President Carter is expected to name a high-level administration panel to press the development of solar energy, according to administration sources.
Formation of the interagency committee to be headed by Energy Secretary James R. Schlesinger will be announced by the White House before the May 3 national Sun Day celebration sponsored by environmental groups and solar advocates, sources said.
The formal domestic policy review of the government's solar programs is expected to relieve some of the mounting political fire from critics who maintain there is a widening split between what the White House says and what the Energy Department has done to boost solar energy.
Despite President Carter's public statements in support of solar energy and symbolic gestures such as reviewing the inaugural parade in a solar-heated enclosure, solar advocates in Congress and elsewhere have criticized Schlesinger for providing scant funding for government-sponsored solar research and development.
DOE's budget request for fiscal 1979 asked Congress to provide $10 million less for solar energy programs than had been included in last year's budget inherited largely from the Ford administration.
A major purpose of the Solar Policy Coordinating Committee, according to a proposal sent to Carter' top domestic adviser, Stuart Eizenstat, would be to weight the adequacy of DOE's current budget plans and programs.
Since the DOE budget was sent to Congress, the House Science and Technology Committee has increased DOE's solar budget authorization request by $134.7 million to a total of $476.1 million.
The Senate Energy and Natural Resources Committee has yet to complete its budget deliberations, but committee members say they expect the panel headed by Sen. Henry M. Jackson (D-Wash.) to increse solar research and development spending by a similar amount.
When Carter's energy budget was sent to the Congress earlier this year, Denis Hayes, of Worldwatch Institute and founder of Sun Day, was critical of Schlesinger's solar budget request, saying it was "not even the financial equivalent of one small weapons system."
Schlesinger since has publicly endorsed Sun Day and called on DOE's 20,000 employes to back the May 3 event.
An admininstration source said if Carter does not name the interagency solar committee, "It will result in a hard look at the solar program, and bring the administration together on what sort of solar effort we should have."
According to an internal memorandum to Eizenstat from Schlesinger and Charles Warren, head of the Council on Environmental Quality, the committee would "provide a bais for responding to the many proposals that will be pressed in Congress and elsewhere in the months ahead." The memo also argues that the National Energy Plan "did not address solar energy authoritatively because of other priority objectives."
Last week CEQ released a 52-page report on the results of an eight-month study on solar energy, saying the United States could obtain up to a quarter of its energy from the sun by the end of the century.
The proposal by Schlesinger and Warren calls for a five-month study beginning in May for final consideration by Carter.

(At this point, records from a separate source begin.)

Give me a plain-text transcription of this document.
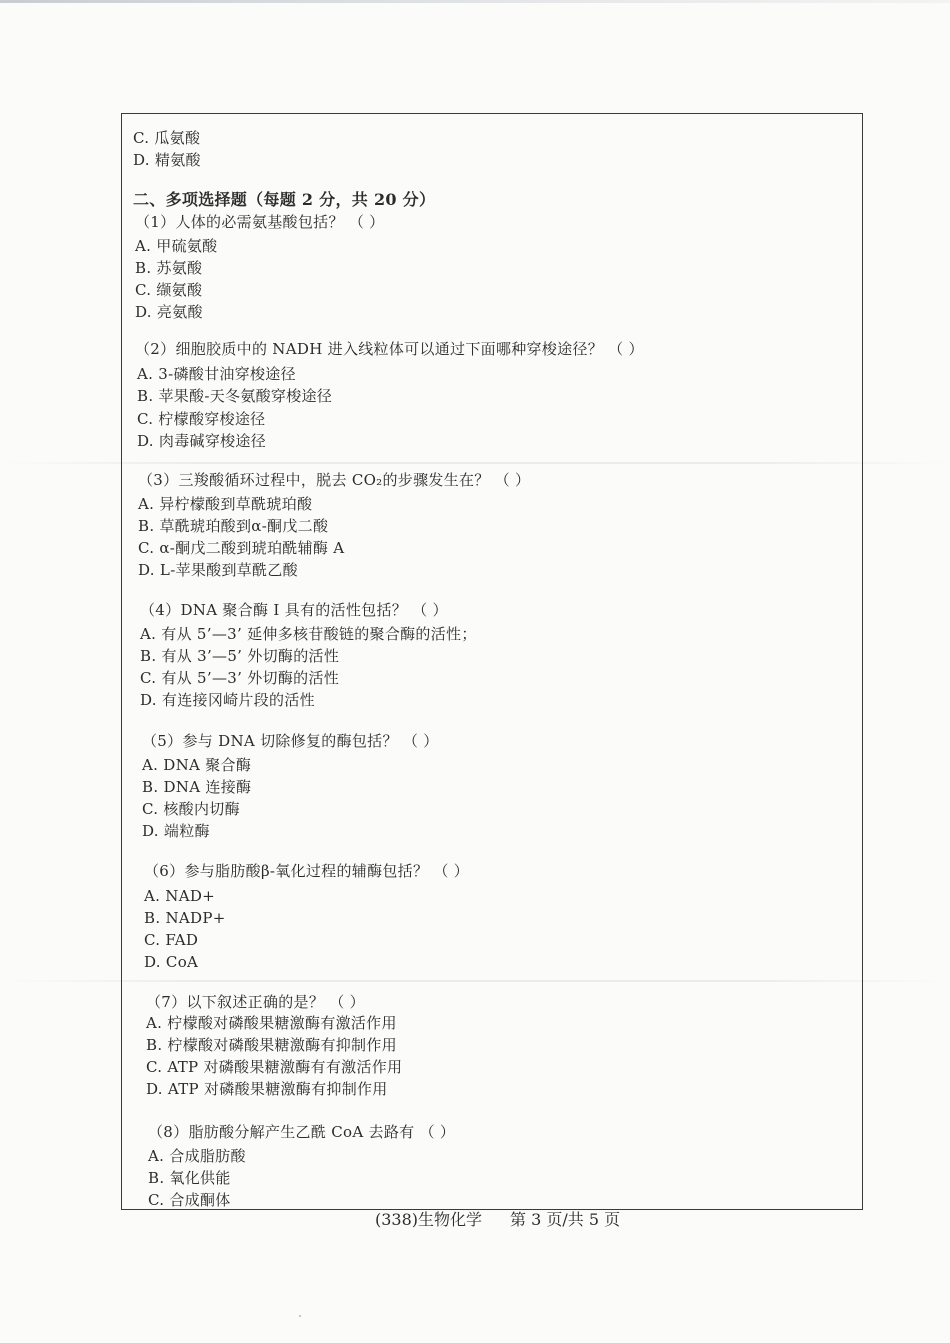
C. 瓜氨酸
D. 精氨酸
二、多项选择题（每题 2 分，共 20 分）
（1）人体的必需氨基酸包括？ （ ）
A. 甲硫氨酸
B. 苏氨酸
C. 缬氨酸
D. 亮氨酸
（2）细胞胶质中的 NADH 进入线粒体可以通过下面哪种穿梭途径？ （ ）
A. 3-磷酸甘油穿梭途径
B. 苹果酸-天冬氨酸穿梭途径
C. 柠檬酸穿梭途径
D. 肉毒碱穿梭途径
（3）三羧酸循环过程中，脱去 CO₂的步骤发生在？ （ ）
A. 异柠檬酸到草酰琥珀酸
B. 草酰琥珀酸到α-酮戊二酸
C. α-酮戊二酸到琥珀酰辅酶 A
D. L-苹果酸到草酰乙酸
（4）DNA 聚合酶 I 具有的活性包括？ （ ）
A. 有从 5’—3’ 延伸多核苷酸链的聚合酶的活性；
B. 有从 3’—5’ 外切酶的活性
C. 有从 5’—3’ 外切酶的活性
D. 有连接冈崎片段的活性
（5）参与 DNA 切除修复的酶包括？ （ ）
A. DNA 聚合酶
B. DNA 连接酶
C. 核酸内切酶
D. 端粒酶
（6）参与脂肪酸β-氧化过程的辅酶包括？ （ ）
A. NAD+
B. NADP+
C. FAD
D. CoA
（7）以下叙述正确的是？ （ ）
A. 柠檬酸对磷酸果糖激酶有激活作用
B. 柠檬酸对磷酸果糖激酶有抑制作用
C. ATP 对磷酸果糖激酶有有激活作用
D. ATP 对磷酸果糖激酶有抑制作用
（8）脂肪酸分解产生乙酰 CoA 去路有 （ ）
A. 合成脂肪酸
B. 氧化供能
C. 合成酮体
(338)生物化学 第 3 页/共 5 页
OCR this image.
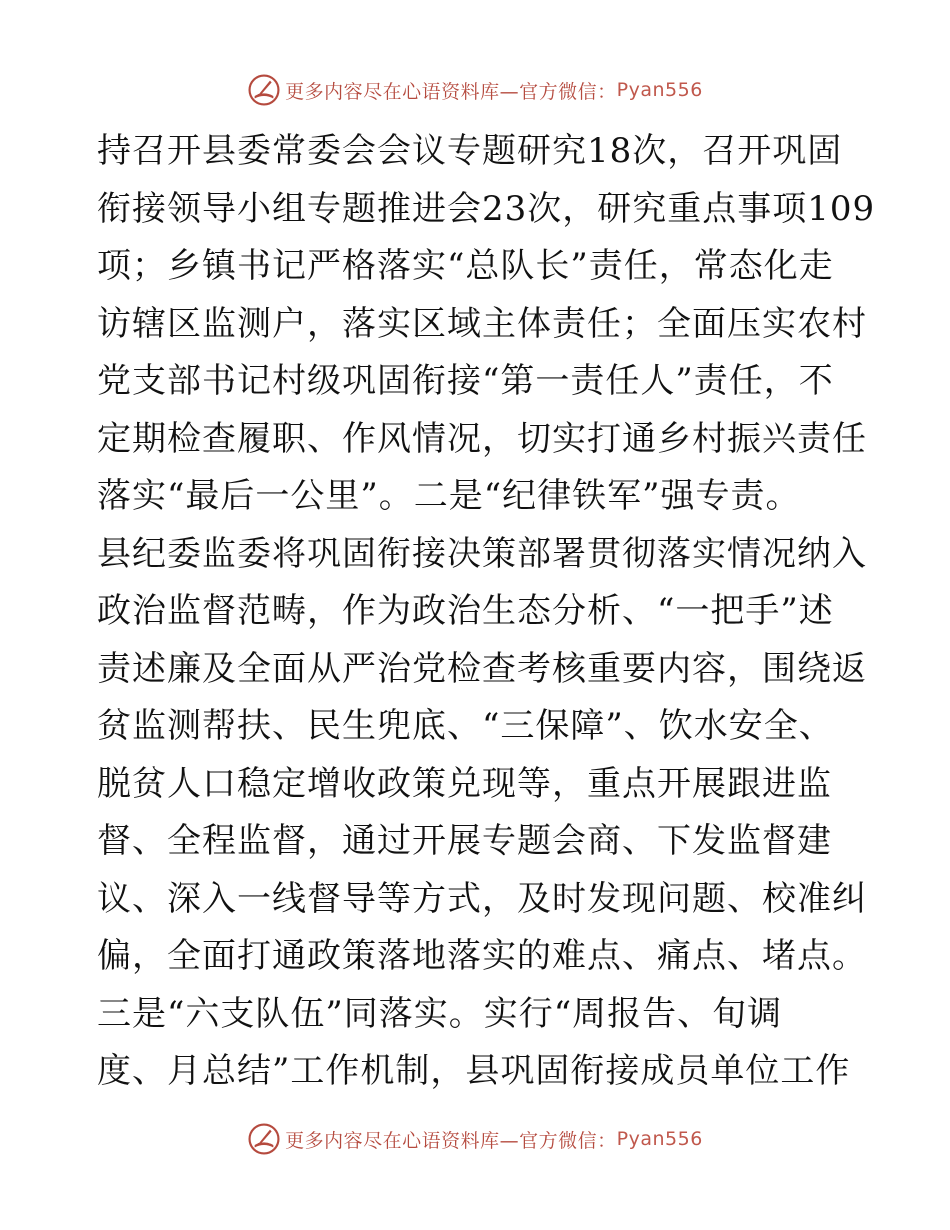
更多内容尽在心语资料库—官方微信： Pyan556
持召开县委常委会会议专题研究18次，召开巩固
衔接领导小组专题推进会23次，研究重点事项109
项；乡镇书记严格落实“总队长”责任，常态化走
访辖区监测户，落实区域主体责任；全面压实农村
党支部书记村级巩固衔接“第一责任人”责任，不
定期检查履职、作风情况，切实打通乡村振兴责任
落实“最后一公里”。二是“纪律铁军”强专责。
县纪委监委将巩固衔接决策部署贯彻落实情况纳入
政治监督范畴，作为政治生态分析、“一把手”述
责述廉及全面从严治党检查考核重要内容，围绕返
贫监测帮扶、民生兜底、“三保障”、饮水安全、
脱贫人口稳定增收政策兑现等，重点开展跟进监
督、全程监督，通过开展专题会商、下发监督建
议、深入一线督导等方式，及时发现问题、校准纠
偏，全面打通政策落地落实的难点、痛点、堵点。
三是“六支队伍”同落实。实行“周报告、旬调
度、月总结”工作机制，县巩固衔接成员单位工作
更多内容尽在心语资料库—官方微信： Pyan556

Sources say the study also would help shape the energy research and development budget process and identify areas where solar research could result in earlier and wider application of solar technology.
DOE officials including Schlesinger have explained the reductions in solar funding in this years budget by saying a larger request was unnecessary because specific solar heating and cooling demonstration projects had been completed.
But Congress, mindful of rising public support for solar energy and election year politics, has come forth with its own handful of pet solar projects.